I still have a few questions

  1. I am a bit confused about the possibilities of fine-tuning trained models. In your tutorials you mention fine-tuning as in supervised training. Is it a viable approach to run unsupervised training again but on a dataset which contains the concepts needed for my use case?
  2. The models which are available for download went only through unsupervised step or through the whole pipeline you suggest in your paper (I mean, unsupervised → additional annotation, repeat)
  3. For the small UMLS model the following command returns an empty dictionary. I am bit confused, since I thought it was also trained on a subset of UMLS. Is it expected behaviour?
cat.cdb.name2count_train

I’ll try to answer to the best of my ability.

  1. Unsupervised training on documents that have more of the concepts you are interested in will definitely be beneficial. However, you are unlikely to get to the same level of performance without any supervised training. We have tools available that can help you create annotations for supervised training. I’d recommend looking at MedCATtrainer.
  2. As far as I know, these models have not gone through any supervised training. Since supervised training is generally done with hospital data, the resulting models generally cannot be shared publicly.
  3. It looks like name2count_train is indeed empty for this model. If you wish to to look for a name, you’d need to first check its CUI (cdb.name2cuis) and then check the training count (cdb.cui2count_train). For some reason this model seems to have not populated this dict.

Thanks again for the detailed answer, everything is clear now!
I have the last question, just to be sure. The model trained on Medmentions (used in tutorial) is also trained only unsupervised? Or the labels were used and training was supervised?
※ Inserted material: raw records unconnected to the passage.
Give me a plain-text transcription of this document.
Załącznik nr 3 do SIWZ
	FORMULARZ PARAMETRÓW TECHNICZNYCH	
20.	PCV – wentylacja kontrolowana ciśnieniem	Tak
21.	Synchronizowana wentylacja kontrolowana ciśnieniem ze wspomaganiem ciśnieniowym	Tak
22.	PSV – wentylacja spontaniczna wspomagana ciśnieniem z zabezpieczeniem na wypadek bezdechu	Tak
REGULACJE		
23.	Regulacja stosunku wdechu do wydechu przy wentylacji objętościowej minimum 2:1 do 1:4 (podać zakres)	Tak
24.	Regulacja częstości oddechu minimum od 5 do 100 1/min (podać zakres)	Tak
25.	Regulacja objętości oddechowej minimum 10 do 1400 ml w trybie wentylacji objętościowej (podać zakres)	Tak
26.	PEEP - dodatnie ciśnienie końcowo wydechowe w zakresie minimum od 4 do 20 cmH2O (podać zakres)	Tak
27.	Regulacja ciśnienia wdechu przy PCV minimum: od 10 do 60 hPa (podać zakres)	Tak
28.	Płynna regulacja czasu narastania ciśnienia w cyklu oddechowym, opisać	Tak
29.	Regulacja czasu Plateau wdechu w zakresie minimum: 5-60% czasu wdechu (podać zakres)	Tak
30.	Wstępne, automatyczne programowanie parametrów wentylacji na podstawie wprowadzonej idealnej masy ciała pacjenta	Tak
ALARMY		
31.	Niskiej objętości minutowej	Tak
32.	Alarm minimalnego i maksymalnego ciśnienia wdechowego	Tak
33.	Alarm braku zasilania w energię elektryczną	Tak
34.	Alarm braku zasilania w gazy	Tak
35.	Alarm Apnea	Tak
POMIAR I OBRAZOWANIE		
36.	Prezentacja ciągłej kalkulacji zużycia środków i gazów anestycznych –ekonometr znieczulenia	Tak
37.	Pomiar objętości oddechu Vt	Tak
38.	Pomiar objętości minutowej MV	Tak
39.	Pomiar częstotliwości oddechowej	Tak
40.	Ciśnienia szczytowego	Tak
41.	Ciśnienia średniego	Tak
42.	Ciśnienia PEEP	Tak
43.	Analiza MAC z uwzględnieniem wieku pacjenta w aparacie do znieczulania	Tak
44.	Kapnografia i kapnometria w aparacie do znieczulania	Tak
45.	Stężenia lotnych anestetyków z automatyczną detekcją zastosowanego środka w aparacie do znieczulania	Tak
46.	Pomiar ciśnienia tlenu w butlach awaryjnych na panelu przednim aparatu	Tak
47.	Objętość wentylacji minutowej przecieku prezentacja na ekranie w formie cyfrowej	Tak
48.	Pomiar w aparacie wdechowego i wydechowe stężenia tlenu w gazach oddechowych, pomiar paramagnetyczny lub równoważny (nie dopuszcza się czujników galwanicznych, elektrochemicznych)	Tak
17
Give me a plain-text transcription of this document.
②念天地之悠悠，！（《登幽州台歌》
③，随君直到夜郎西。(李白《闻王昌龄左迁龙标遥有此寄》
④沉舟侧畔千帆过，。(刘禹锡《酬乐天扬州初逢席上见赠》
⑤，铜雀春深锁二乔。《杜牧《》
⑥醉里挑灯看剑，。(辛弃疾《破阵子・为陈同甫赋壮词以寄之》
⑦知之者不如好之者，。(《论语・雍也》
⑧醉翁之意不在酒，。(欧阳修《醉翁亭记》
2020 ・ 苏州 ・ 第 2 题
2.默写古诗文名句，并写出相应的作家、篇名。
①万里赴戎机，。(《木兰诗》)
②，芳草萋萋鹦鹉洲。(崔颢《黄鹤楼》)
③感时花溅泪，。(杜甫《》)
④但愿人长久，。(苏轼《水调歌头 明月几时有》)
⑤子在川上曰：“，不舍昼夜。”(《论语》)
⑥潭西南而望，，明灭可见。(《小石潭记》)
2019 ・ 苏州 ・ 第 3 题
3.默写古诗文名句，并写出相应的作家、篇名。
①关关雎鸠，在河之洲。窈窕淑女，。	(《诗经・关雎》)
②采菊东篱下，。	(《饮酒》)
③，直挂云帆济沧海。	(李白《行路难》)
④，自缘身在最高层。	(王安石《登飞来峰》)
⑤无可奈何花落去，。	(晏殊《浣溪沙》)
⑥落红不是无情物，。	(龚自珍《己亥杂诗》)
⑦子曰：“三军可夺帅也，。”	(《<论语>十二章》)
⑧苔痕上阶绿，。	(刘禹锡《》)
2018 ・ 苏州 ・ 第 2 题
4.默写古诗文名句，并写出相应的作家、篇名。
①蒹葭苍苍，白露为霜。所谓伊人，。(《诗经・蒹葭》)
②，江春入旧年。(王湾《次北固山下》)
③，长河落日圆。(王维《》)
Your intuition is correct. The MedMentions model was indeed trained in a supervised manner based on the MedMentions dataset. That is on top of the self-supervised training it received (MIMIC, I think - but don’t quote me on that).
And from what I hear, it worked quite well. But would probably still benefit from supervised training if it were to be used in specific situations.

Just to clarify, the statement above about public models not receiving any supervised training was meant to refer to training on datasets that are not publicly available. Though as far as I know, the public models referred to in the readme received no supervised training (not even MedMentions).